Starfield Players Discover That You Can Actually Manually Fly to Other Planets in Your Ship

One of many absolute strangest issues about Starfield is that area journey is generally carried out by menus and clicking buttons. You’ve got an entire ass ship! You need to have the ability to fly round in area and do cool issues with it! As an alternative, ship gameplay is generally reserved for fight. In the event you attempt to fly your ship from one planet to a different, you’ll discover that it’s just about not possible.

Besides… it’s not.

Two Starfield gamers have found that it’s certainly doable to fly from one planet or moon to a different. It simply takes a hell of a very long time. Reddit person u/RiddleMeThis– and YouTuber/gaming character Alanah Pearce tried flying to a different planet within the ship, and yeah it really works. Pearce uploaded a video to her YouTube channel final month displaying that it takes about seven hours to get to a different planetary floor, which you’ll try down under:

u/RiddleMeThis did the identical factor, although they did use a console command to extend the sport velocity.

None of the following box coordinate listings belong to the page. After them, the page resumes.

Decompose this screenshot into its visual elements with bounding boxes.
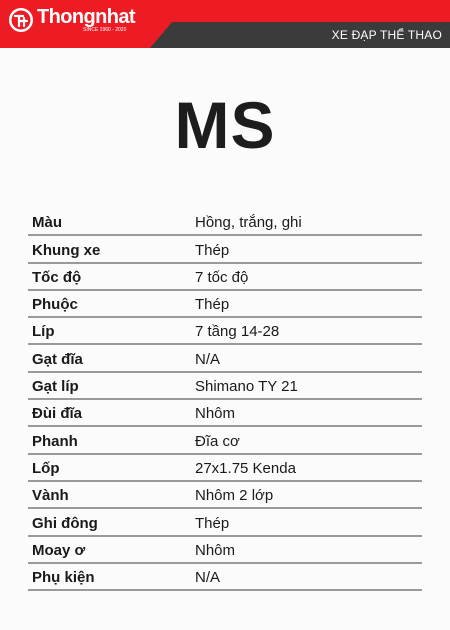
- spec-value: Nhôm 2 lớp: [195, 487, 274, 505]
- spec-label: Ghi đông: [32, 514, 98, 532]
- spec-value: 7 tốc độ: [195, 268, 249, 286]
- spec-label: Vành: [32, 487, 69, 505]
- spec-label: Khung xe: [32, 241, 101, 259]
- spec-row: [28, 427, 422, 454]
- specs-table: [28, 209, 422, 591]
- spec-row: [28, 564, 422, 591]
- model-title: MS: [174, 88, 276, 162]
- category-tagline: XE ĐẠP THỂ THAO: [331, 28, 442, 42]
- spec-row: [28, 373, 422, 400]
- spec-row: [28, 509, 422, 536]
- spec-row: [28, 236, 422, 263]
- spec-row: [28, 318, 422, 345]
- spec-value: Thép: [195, 296, 230, 314]
- brand-since: SINCE 1960 - 2020: [83, 27, 127, 33]
- logo-emblem-icon: [8, 7, 34, 33]
- spec-row: [28, 209, 422, 236]
- spec-label: Phuộc: [32, 296, 78, 314]
- spec-value: Shimano TY 21: [195, 378, 298, 396]
- spec-value: Nhôm: [195, 541, 236, 559]
- spec-row: [28, 537, 422, 564]
- spec-label: Phanh: [32, 432, 78, 450]
- spec-value: N/A: [195, 350, 221, 368]
- spec-value: Nhôm: [195, 405, 236, 423]
- spec-row: [28, 400, 422, 427]
- spec-value: 27x1.75 Kenda: [195, 459, 296, 477]
- spec-row: [28, 345, 422, 372]
- brand-name: Thongnhat: [37, 6, 135, 28]
- spec-label: Gạt đĩa: [32, 350, 83, 368]
- header-band: [0, 0, 450, 48]
- spec-label: Gạt líp: [32, 378, 79, 396]
- spec-value: Đĩa cơ: [195, 432, 240, 450]
- spec-value: Thép: [195, 514, 230, 532]
- spec-value: Thép: [195, 241, 230, 259]
- spec-value: 7 tầng 14-28: [195, 323, 280, 341]
- spec-label: Líp: [32, 323, 55, 341]
- spec-value: N/A: [195, 569, 221, 587]
- spec-row: [28, 291, 422, 318]
- spec-row: [28, 455, 422, 482]
- spec-label: Tốc độ: [32, 268, 82, 286]
- brand-logo: [8, 7, 135, 33]
- spec-row: [28, 264, 422, 291]
- spec-label: Moay ơ: [32, 541, 86, 559]
- spec-label: Màu: [32, 214, 62, 232]
- spec-label: Phụ kiện: [32, 569, 95, 587]
- spec-label: Lốp: [32, 459, 60, 477]
- spec-value: Hồng, trắng, ghi: [195, 214, 302, 232]
- spec-label: Đùi đĩa: [32, 405, 83, 423]
- spec-row: [28, 482, 422, 509]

When you truly attain the planetary floor, you’ll be able to scan it and work together with it such as you would another planet within the sport, although you do nonetheless have to make use of the menus to land on it correctly, which is a bummer.

It’s value noting that Starfield’s area exploration side was clearly impressed by No Man’s Sky, Good day Video games’ now-excellent area exploration sport that revolves closely round your ship and the way you navigate your environment with it. No Man’s Sky lacks within the narrative and quest division, positive, but it surely’s plain that its exploration side is now high notch. Starfield nonetheless has a little bit of a strategy to go earlier than it may well match Good day Video games’ area effort, however hey, possibly we’ll see it within the sequel?

Starfield is now obtainable on consoles and PC.

In regards to the writer

Zhiqing Wan

Zhiqing is the Opinions Editor for Twinfinite, and a Historical past graduate from Singapore. She’s been within the video games media trade for 9 years, trawling by showfloors, conferences, and spending a ridiculous period of time making in-depth spreadsheets for min-max-y RPGs. When she’s not singing the praises of Amazon’s Kindle as the best technological invention of the previous 20 years, you’ll be able to in all probability discover her in a FromSoft rabbit gap.